Some non-union employees took advantage of a “voluntary separation program” late last year and left of their own accord.
Now, CUPE wants the Labour Relations Board to direct the city and the union to renegotiate the parts of the collective agreement that it alleges were “materially impacted by the information omitted,” Scardillo said, “or alternatively that the employer will not be allowed to move forward with the workforce reductions that were a result of the bad-faith conduct during the term of this collective agreement.”
Scardillo did not rule out the possibility that the labour board could invalidate the existing collective agreement, which was ratified in September 2025 and extends through December 2026.
If the agreement were invalidated, then the standard bargaining process and rules would apply, Scardillo said, which means members would be in a position where they could call for a strike vote, and potentially strike.
But Kendra Strauss, director of Simon Fraser University’s labour studies program, said it seems unlikely the board would invalidate the agreement, let alone that workers could strike this year.

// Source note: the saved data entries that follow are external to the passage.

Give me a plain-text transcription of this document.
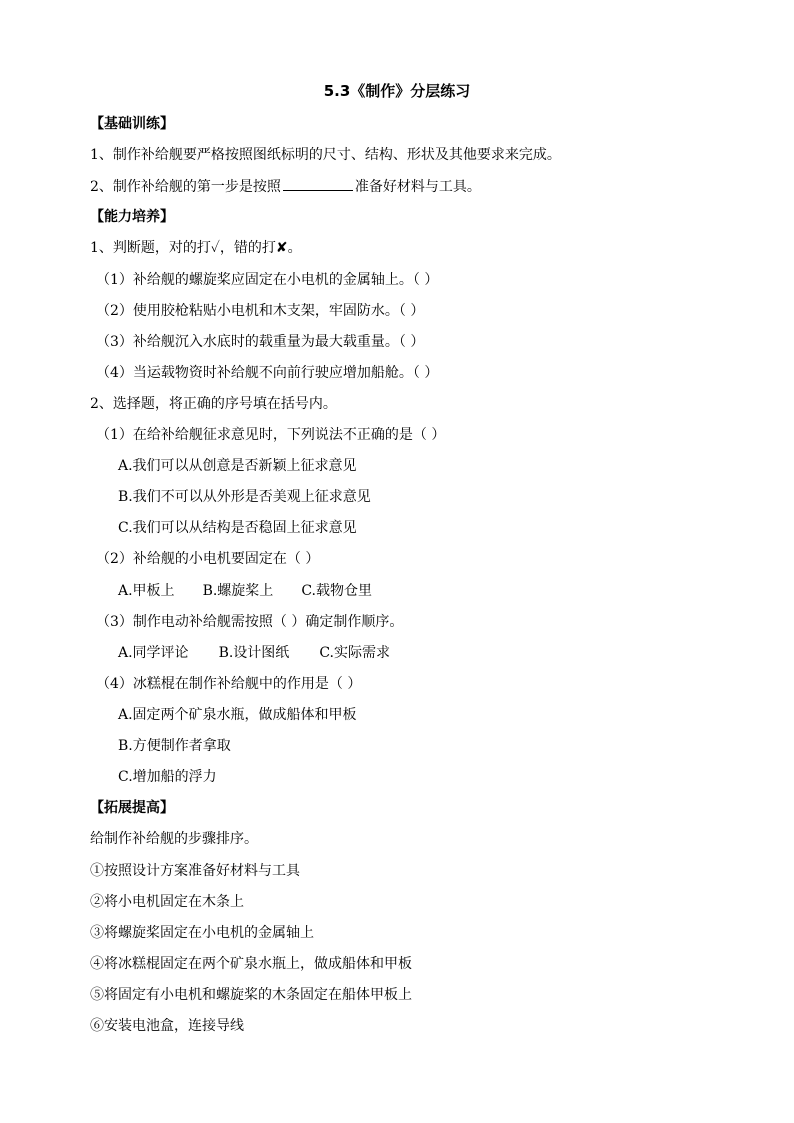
5.3《制作》分层练习
【基础训练】
1、制作补给舰要严格按照图纸标明的尺寸、结构、形状及其他要求来完成。
2、制作补给舰的第一步是按照	准备好材料与工具。
【能力培养】
1、判断题，对的打✓，错的打✘。
（1）补给舰的螺旋桨应固定在小电机的金属轴上。（ ）
（2）使用胶枪粘贴小电机和木支架，牢固防水。（ ）
（3）补给舰沉入水底时的载重量为最大载重量。（ ）
（4）当运载物资时补给舰不向前行驶应增加船舱。（ ）
2、选择题，将正确的序号填在括号内。
（1）在给补给舰征求意见时，下列说法不正确的是（ ）
A.我们可以从创意是否新颖上征求意见
B.我们不可以从外形是否美观上征求意见
C.我们可以从结构是否稳固上征求意见
（2）补给舰的小电机要固定在（ ）
A.甲板上 B.螺旋桨上 C.载物仓里
（3）制作电动补给舰需按照（ ）确定制作顺序。
A.同学评论 B.设计图纸 C.实际需求
（4）冰糕棍在制作补给舰中的作用是（ ）
A.固定两个矿泉水瓶，做成船体和甲板
B.方便制作者拿取
C.增加船的浮力
【拓展提高】
给制作补给舰的步骤排序。
①按照设计方案准备好材料与工具
②将小电机固定在木条上
③将螺旋桨固定在小电机的金属轴上
④将冰糕棍固定在两个矿泉水瓶上，做成船体和甲板
⑤将固定有小电机和螺旋桨的木条固定在船体甲板上
⑥安装电池盒，连接导线
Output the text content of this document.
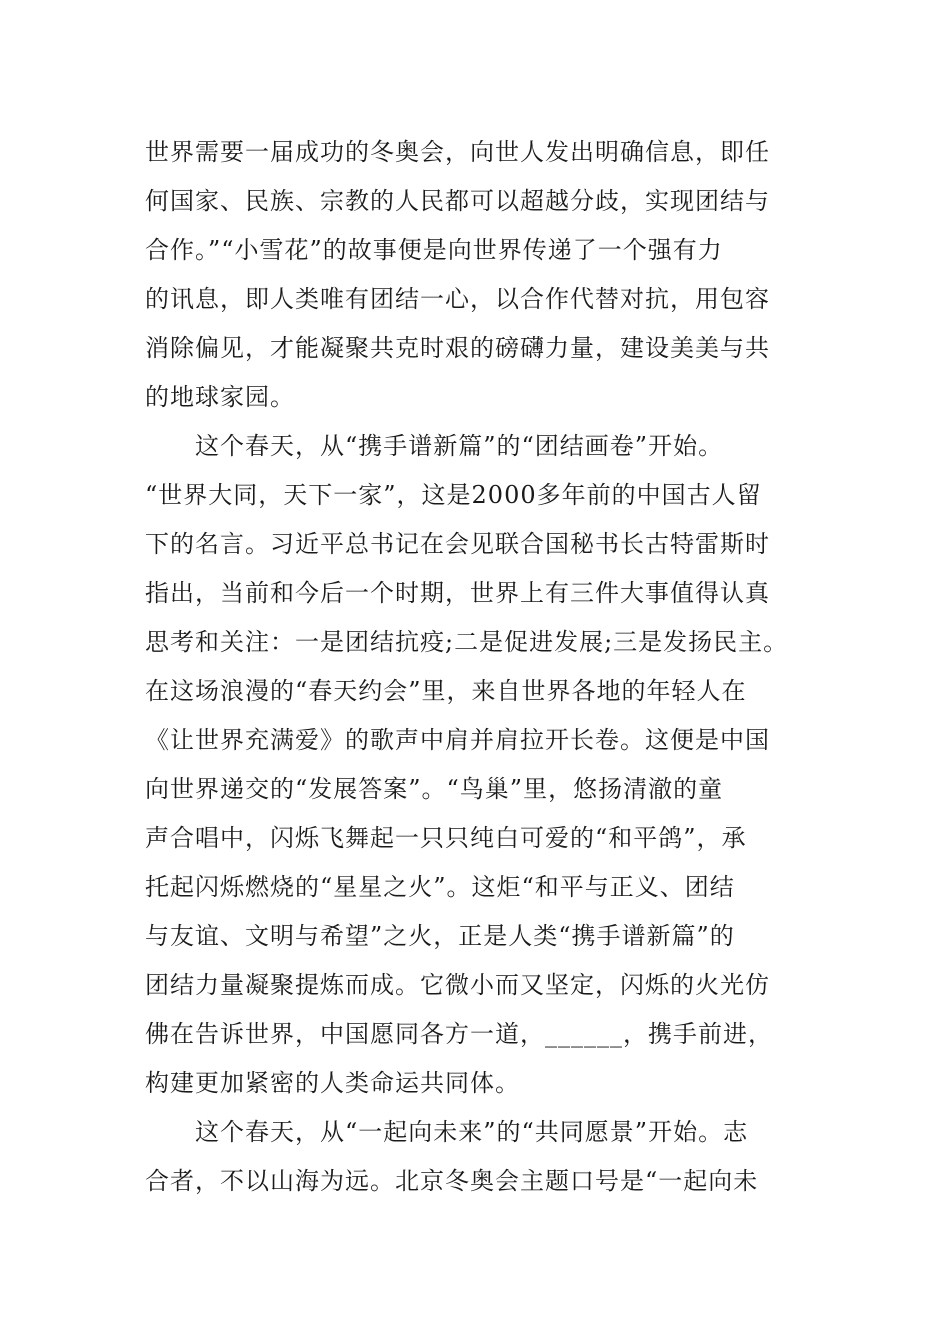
世界需要一届成功的冬奥会，向世人发出明确信息，即任
何国家、民族、宗教的人民都可以超越分歧，实现团结与
合作。”“小雪花”的故事便是向世界传递了一个强有力
的讯息，即人类唯有团结一心，以合作代替对抗，用包容
消除偏见，才能凝聚共克时艰的磅礴力量，建设美美与共
的地球家园。
　　这个春天，从“携手谱新篇”的“团结画卷”开始。
“世界大同，天下一家”，这是2000多年前的中国古人留
下的名言。习近平总书记在会见联合国秘书长古特雷斯时
指出，当前和今后一个时期，世界上有三件大事值得认真
思考和关注：一是团结抗疫;二是促进发展;三是发扬民主。
在这场浪漫的“春天约会”里，来自世界各地的年轻人在
《让世界充满爱》的歌声中肩并肩拉开长卷。这便是中国
向世界递交的“发展答案”。“鸟巢”里，悠扬清澈的童
声合唱中，闪烁飞舞起一只只纯白可爱的“和平鸽”，承
托起闪烁燃烧的“星星之火”。这炬“和平与正义、团结
与友谊、文明与希望”之火，正是人类“携手谱新篇”的
团结力量凝聚提炼而成。它微小而又坚定，闪烁的火光仿
佛在告诉世界，中国愿同各方一道，______，携手前进，
构建更加紧密的人类命运共同体。
　　这个春天，从“一起向未来”的“共同愿景”开始。志
合者，不以山海为远。北京冬奥会主题口号是“一起向未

There have been instances where the B.C. Labour Relations Board has ruled that employers engaged in bad-faith bargaining, including ICBC in 2012 and Strauss’s own employer, SFU, in 2013. However, in those cases, the collective agreements had not yet been ratified, and the result of the LRB’s findings was simply to send the parties back to the bargaining table — not to tear up an existing collective agreement.
“It would be highly, highly unusual for the Labour Relations Board to invalidate a collective agreement that has already been negotiated and ratified,” Strauss said.
“But it may also be the case that this has just not been tested, where cases have not been brought where an active collective agreement is in place. … This is an interesting test case.”
“I can’t speculate whether that’s going to be successful, but the union clearly feels this is an important case to bring, given the circumstances,” Strauss said.
Rather than re-opening the whole collective agreement, it could make more sense for the LRB to direct the parties to renegotiate certain parts of it, Strauss said.
Shafik Bhalloo, a labour law expert and professor at Simon Fraser University’s Beedie School of Business, also said it would be highly unusual for the LRB to invalidate a collective agreement solely on the basis of this kind of breach.
“While the board has broad remedial authority, setting aside a concluded collective agreement is an exceptional remedy and would only arise in the most extreme circumstances,” Bhalloo said.
The office of Vancouver Mayor Ken Sim, who leads council’s ABC majority, declined to comment.
Ken Georgetti, the former president of the Canadian Labour Congress and B.C. Federation of Labour, said if city management knew last summer that layoffs were coming, “then they had an obligation to share that with the union when they knew it, as soon as they knew it.”
“You’ve got to come to the bargaining table with clean hands if you want to maintain a good relationship with the representatives of the workers,” Georgetti said.
However, he said, it remains to be seen whether the Labour Relations Board will find the city actually breached the code.